For a majority of the past five years, premium broadcasting giant SiriusXM (NASDAQ:SIRI) has been characterized as a robust turnaround story. A few years ago, everyone wrote off SiriusXM as dead considering the secular shift away from linear programming and toward internet programming. But, SiriusXM has managed to not only compete, it actually thrived in the streaming era. As a result, SIRI stock had more than doubled from $3 in 2014 to over $7 in 2018.
That rally, has hit a major speed-bump recently. SIRI stock has dropped into bear market territory due to a confluence of headwinds. First, the market was concerned about the company’s acquisition of money-losing streamer Pandora (NYSE:P). Second, entertainment valuations have been called into question considering the recent underperformance from Netflix (NASDAQ:NFLX) stock. And third, the whole market has been beaten up by rising interest rates, tariffs and the threat of slower economic growth.
In response to all those headwinds, SIRI stock has dropped more than 20% over the past few months.
But, this major selloff could reverse course soon. SiriusXM reports third-quarter numbers before the bell on Wednesday. I think those numbers will be good. Meanwhile, SIRI stock trades at a discount to historical standards across the board and essentially sits as far below its 200-day moving average as it has since 2010.
In other words, you have a hugely beaten up stock with low expectations gearing up to report what should be a strong quarter. That setup leads me to believe that SIRI stock could pop in a meaningful way following the third-quarter print.
SiriusXM’s Q3 Numbers Should Be Strong
Contrary to popular perception, SiriusXM has actually done quite well over the past several years despite rising competition from Pandora, SoundCloud, and Spotify (NYSE:SPOT).
Over the past five years, SiriusXM has consistently grown its subscriber base, raised prices, maintained low churn and supported positive and healthy revenue growth. SiriusXM has been able to do this despite rising competition by differentiating its service from other streaming platforms through unique content like talk shows and comedy routines.
Thus, the driver of SiriusXM’s growth is the company’s ability to attract/acquire unique content assets that you wouldn’t find on other streaming platforms. Over the past several months, SiriusXM has actually accelerated its buildout of this content war chest. The company has created two new channels for college sports with Big 12 Radio and Big 10 Radio. They have also extended their deal with the PGA for five more years, recently launched a weekly talk show with PGA and partnered up with Netflix to launch stand-up comedy shows.
In other words, SiriusXM continues to morph into the most unique audio broadcasting platform in the world. Perhaps this is why search interest trends related to SiriusXM have been favorable for the past several years, and remain favorable today.
As such, revenue and sub numbers should be strong in the Q3 print. More importantly, management should sound a positive tone about margins. Recently, margins have been the one thing really holding SIRI stock back from super-charged growth.
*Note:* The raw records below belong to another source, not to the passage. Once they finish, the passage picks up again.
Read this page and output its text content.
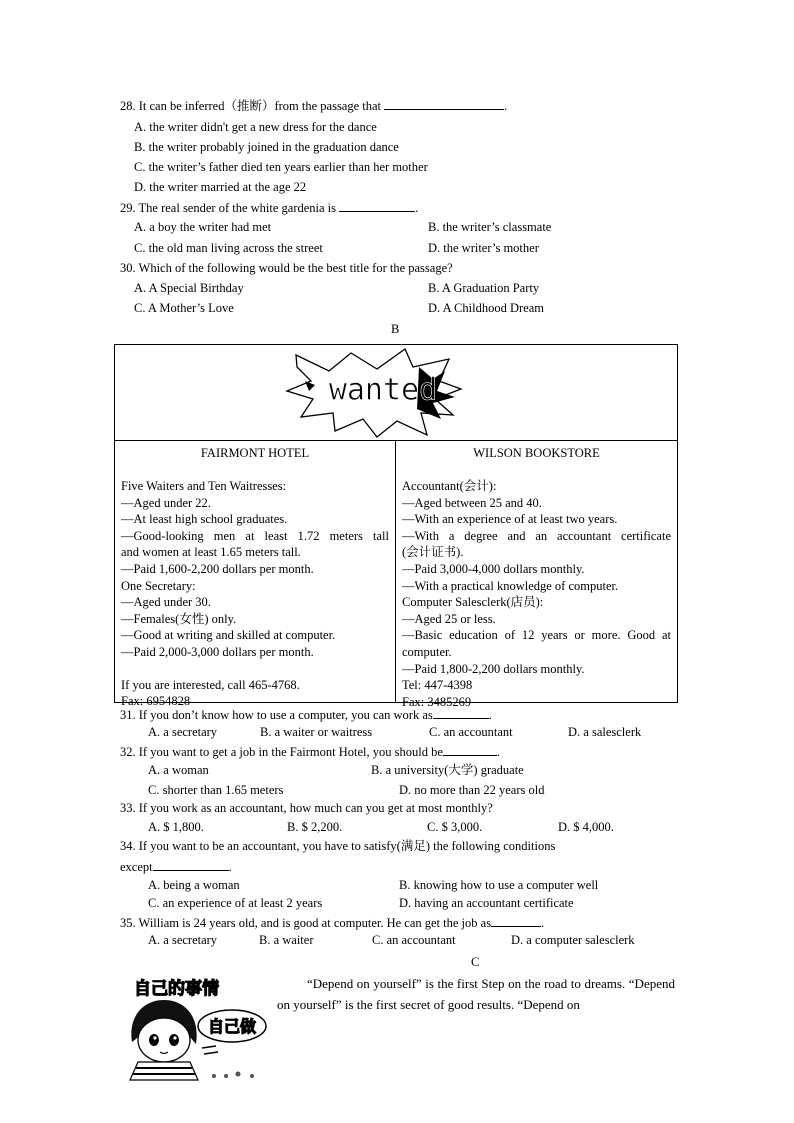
28. It can be inferred（推断）from the passage that	.
A. the writer didn't get a new dress for the dance
B. the writer probably joined in the graduation dance
C. the writer’s father died ten years earlier than her mother
D. the writer married at the age 22
29. The real sender of the white gardenia is	.
A. a boy the writer had met	B. the writer’s classmate
C. the old man living across the street	D. the writer’s mother
30. Which of the following would be the best title for the passage?
A. A Special Birthday	B. A Graduation Party
C. A Mother’s Love	D. A Childhood Dream
B
wanted
FAIRMONT HOTEL
Five Waiters and Ten Waitresses:
—Aged under 22.
—At least high school graduates.
—Good-looking men at least 1.72 meters tall
and women at least 1.65 meters tall.
—Paid 1,600-2,200 dollars per month.
One Secretary:
—Aged under 30.
—Females(女性) only.
—Good at writing and skilled at computer.
—Paid 2,000-3,000 dollars per month.
If you are interested, call 465-4768.
Fax: 6954828
WILSON BOOKSTORE
Accountant(会计):
—Aged between 25 and 40.
—With an experience of at least two years.
—With a degree and an accountant certificate
(会计证书).
—Paid 3,000-4,000 dollars monthly.
—With a practical knowledge of computer.
Computer Salesclerk(店员):
—Aged 25 or less.
—Basic education of 12 years or more. Good at
computer.
—Paid 1,800-2,200 dollars monthly.
Tel: 447-4398
Fax: 3485269
31. If you don’t know how to use a computer, you can work as	.
A. a secretary	B. a waiter or waitress	C. an accountant	D. a salesclerk
32. If you want to get a job in the Fairmont Hotel, you should be	.
A. a woman	B. a university(大学) graduate
C. shorter than 1.65 meters	D. no more than 22 years old
33. If you work as an accountant, how much can you get at most monthly?
A. $ 1,800.	B. $ 2,200.	C. $ 3,000.	D. $ 4,000.
34. If you want to be an accountant, you have to satisfy(满足) the following conditions
except	.
A. being a woman	B. knowing how to use a computer well
C. an experience of at least 2 years	D. having an accountant certificate
35. William is 24 years old, and is good at computer. He can get the job as	.
A. a secretary	B. a waiter	C. an accountant	D. a computer salesclerk
C
自己的事情
自己做
“Depend on yourself” is the first Step on the road to dreams. “Depend on yourself” is the first secret of good results. “Depend on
Margins have been under pressure from rising music royalty rates. But, the Music Modernization Act was just passed, and that act holds royalty rates steady at 15.5% for the next several years. Thus, margins should be, at worst, steady over the next several years.
Overall, from subs to revenues to margins, SiriusXM’s third-quarter report should impress investors. Given where SIRI stock trades today, an impressive report could spark a sizable rally.
The Stock Could Pop
In my experience, strong numbers against the backdrop of a depressed stock normally lead to a rally.
That is exactly what you have with SIRI stock. The numbers should be good. Meanwhile, across all important valuation metrics, SIRI stock trades at a discount to its historical valuation. It trades at a below normal price-sales multiple, price-earnings multiple, forward earnings multiple, trailing cash flow multiple and trailing EBITDA multiple.
Recent share price performance reflects these depressed multiples. SIRI stock has dropped more than 20% off recent highs. It now trades 10% below its 200-day moving average. That is about as far below the 200-day moving average as SIRI stock has been since 2010.
In totality, SIRI stock is depressed heading into the Q3 print. But, the numbers should be pretty good, and pretty good numbers could cause this depressed stock to pop.
Bottom Line on SIRI Stock
This stock has been a long-term winner. Barring a significant black swan event which knocks markets off course, SIRI stock will remain a long-term winner for the foreseeable future. The market seems to have lost sight of SIRI’s long-term value, but should be reminded of it in the Q3 earnings reports.
As of this writing, Luke Lango was long SIRI and NFLX.